I'm new to application insights in frontend SPA applications. But I don't feel comfortable putting the application insights connection string for all to see in the react code as the samples suggests.

What's to prevent anyone from taking the connection string and use it to drive up my hosting costs or log lots of false errors and exceptions?

Is there another way to do this? Or am I overthinking things?

[timtucker-dte]

Haven't dug into it myself, but it does look like there's an authenticated option:

"If you want to protect your Application Insights resource from misuse, the ingestion endpoint provides authenticated telemetry ingestion options based on Microsoft Entra ID."

https://learn.microsoft.com/en-us/azure/azure-monitor/app/connection-strings

You could also set custom endpoints for ingestion and set up a proxy that filters things before passing them on.

[MSNev]

What's to prevent anyone from taking the connection string and use it to drive up my hosting costs or log lots of false errors and exceptions?

This is a known issue, but generally as the connection string only grants any potential "bad actor" the ability to "submit" telemetry, it's generally not considered to be (specifically) a security issue.

And while cost based attacks are possible they are rarely (even for huge internal Microsoft sites) performed as there are several ways to control costs if this scenario occurs

• You can enable server side "Sampling" which can limit the amount of events that are ingested (ie. all requests are sent to the Azure Monitor endpoint, but it drops them on the floor)
• You can create a proxy and use the "Microsoft Entra ID" is part of the solution, but this is really just "shifting" the problem as
  • While this endpoint can obfuscate the connection string, you still need to tell the SDK on your application where to send the events
  • So now this endpoint needs to "verify" that the sender is a valid sender before passing onto Azure Monitor (using the Entra ID), and if you don't perform any validation then you would be not only incurring the cost of the ingested events but also the CPU and network traffic of this service.

Other potential options (not fully supported) exist around the usage of an Entra Id, but this introduces a timing and/or security issue related to

• When is the token available (any events collected and sent before this authentication completes will get rejected (because the endpoint doesn't receive any token))
• The "Authentication" token gets immediately exposed once it's present on the web page / client, and any bad actor can now use it directly

Additionally, when ingestion traffic is authenticated, and the sender (the client) is not (doesn't have any token), then you won't receive any telemetry about what going on (because it's all rejected), so you actually wouldn't know if

• a bad actor is using your system to do stuff they should not (depends on what events you are collecting if this is a valid option anyway)
• You have a bug in your code (around the authentication) and your usage drops to the floor (or a race condition so you still get some data) but no JS errors to help with the "failed" case.
• If any part of you site is "anonymous" (like before the user logs in), you may lose telemetry (unless you are using a Proxy like mentioned above -- but then you have the same "Authentication" issue for yourself)

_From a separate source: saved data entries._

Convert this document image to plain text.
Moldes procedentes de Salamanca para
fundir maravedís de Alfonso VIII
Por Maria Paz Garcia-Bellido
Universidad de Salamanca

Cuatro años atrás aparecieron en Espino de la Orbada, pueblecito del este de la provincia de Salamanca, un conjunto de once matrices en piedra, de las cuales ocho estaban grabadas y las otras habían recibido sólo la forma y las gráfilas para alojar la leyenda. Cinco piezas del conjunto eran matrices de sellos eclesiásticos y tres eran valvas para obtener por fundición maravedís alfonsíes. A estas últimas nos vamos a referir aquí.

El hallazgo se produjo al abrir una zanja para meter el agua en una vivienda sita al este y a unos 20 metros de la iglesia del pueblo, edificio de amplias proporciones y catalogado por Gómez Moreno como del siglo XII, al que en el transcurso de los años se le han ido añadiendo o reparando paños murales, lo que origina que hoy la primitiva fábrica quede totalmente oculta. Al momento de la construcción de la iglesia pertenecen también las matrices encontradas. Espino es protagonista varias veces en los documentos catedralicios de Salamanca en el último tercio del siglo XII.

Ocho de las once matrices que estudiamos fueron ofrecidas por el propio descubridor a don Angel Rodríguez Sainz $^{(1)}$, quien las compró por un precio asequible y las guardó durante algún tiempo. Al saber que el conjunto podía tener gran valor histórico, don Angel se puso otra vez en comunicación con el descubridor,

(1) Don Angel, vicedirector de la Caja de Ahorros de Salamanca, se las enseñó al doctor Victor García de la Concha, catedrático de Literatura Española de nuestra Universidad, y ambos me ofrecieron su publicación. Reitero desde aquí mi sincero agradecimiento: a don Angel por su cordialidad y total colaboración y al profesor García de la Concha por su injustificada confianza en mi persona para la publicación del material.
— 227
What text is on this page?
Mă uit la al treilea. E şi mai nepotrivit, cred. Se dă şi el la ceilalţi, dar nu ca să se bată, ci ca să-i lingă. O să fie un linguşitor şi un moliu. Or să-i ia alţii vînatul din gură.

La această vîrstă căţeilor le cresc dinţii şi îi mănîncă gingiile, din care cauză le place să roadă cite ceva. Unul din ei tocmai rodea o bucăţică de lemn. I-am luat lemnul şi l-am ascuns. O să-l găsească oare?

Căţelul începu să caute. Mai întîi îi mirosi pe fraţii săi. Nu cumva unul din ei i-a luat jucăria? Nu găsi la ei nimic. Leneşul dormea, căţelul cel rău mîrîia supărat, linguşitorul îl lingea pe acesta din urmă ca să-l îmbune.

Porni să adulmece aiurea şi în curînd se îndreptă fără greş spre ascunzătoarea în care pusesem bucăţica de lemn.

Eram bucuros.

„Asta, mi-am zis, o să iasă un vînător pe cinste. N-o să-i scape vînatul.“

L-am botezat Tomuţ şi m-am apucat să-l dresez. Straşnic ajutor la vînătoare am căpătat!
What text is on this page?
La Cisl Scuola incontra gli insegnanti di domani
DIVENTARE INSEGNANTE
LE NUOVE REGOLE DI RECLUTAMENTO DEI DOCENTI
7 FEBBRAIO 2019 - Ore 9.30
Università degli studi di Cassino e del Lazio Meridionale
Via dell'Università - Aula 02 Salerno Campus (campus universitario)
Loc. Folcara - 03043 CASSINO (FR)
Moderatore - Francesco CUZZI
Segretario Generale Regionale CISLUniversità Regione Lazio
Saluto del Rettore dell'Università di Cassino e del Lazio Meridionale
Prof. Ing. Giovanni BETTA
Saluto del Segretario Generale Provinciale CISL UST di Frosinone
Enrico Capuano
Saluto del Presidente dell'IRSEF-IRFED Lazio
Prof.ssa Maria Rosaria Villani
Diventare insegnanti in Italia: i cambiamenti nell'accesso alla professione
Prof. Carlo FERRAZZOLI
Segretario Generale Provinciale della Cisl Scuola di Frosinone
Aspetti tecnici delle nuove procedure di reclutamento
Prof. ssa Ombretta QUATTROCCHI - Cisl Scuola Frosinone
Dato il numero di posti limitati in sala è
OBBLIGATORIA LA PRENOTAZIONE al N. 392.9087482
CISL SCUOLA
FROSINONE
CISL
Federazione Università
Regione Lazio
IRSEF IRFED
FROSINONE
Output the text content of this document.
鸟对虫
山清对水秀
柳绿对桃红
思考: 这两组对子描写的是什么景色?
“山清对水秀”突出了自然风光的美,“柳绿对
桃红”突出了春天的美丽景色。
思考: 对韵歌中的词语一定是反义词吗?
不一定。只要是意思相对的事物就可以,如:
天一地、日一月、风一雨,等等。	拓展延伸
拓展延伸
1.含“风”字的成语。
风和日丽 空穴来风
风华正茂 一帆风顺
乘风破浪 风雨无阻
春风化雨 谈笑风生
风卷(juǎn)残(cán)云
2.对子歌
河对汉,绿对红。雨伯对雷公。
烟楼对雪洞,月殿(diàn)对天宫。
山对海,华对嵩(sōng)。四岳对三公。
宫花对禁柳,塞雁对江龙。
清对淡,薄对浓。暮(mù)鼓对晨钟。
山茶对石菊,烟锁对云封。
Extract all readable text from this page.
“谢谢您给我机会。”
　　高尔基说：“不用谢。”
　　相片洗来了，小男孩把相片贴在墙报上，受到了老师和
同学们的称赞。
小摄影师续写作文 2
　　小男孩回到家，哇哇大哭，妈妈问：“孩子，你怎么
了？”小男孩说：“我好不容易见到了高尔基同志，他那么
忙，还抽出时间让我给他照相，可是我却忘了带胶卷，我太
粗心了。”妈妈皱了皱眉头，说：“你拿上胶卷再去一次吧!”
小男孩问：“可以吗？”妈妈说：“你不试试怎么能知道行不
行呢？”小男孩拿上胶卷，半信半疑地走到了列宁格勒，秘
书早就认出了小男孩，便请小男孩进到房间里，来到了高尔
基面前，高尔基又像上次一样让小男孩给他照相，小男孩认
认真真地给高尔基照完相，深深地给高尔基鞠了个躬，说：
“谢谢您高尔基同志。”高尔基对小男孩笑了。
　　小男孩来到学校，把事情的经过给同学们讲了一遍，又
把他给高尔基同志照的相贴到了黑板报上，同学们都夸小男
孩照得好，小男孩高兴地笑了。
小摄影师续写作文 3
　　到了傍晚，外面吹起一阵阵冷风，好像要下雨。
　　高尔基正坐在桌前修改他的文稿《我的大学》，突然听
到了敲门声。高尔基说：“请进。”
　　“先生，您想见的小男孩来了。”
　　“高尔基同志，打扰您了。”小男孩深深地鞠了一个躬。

I've worked on many front end systems and implemented many "verification" steps (simple CSRF to full authentication) and the anonymous flows are the trickiest to "restrict" as any determined bad actor can always work around anything you put in place, especially it they just want to spam you with some bogus / overloaded events -- ie. they don't have to use a browser and therefore they are not restricted to CORS or any other browser imposed constraints, they can just fire up a simple app that uses HTTP(S) requests to obtain your details and then send them at whatever endpoint exists as all "client" traffic should always be considered as untrusted.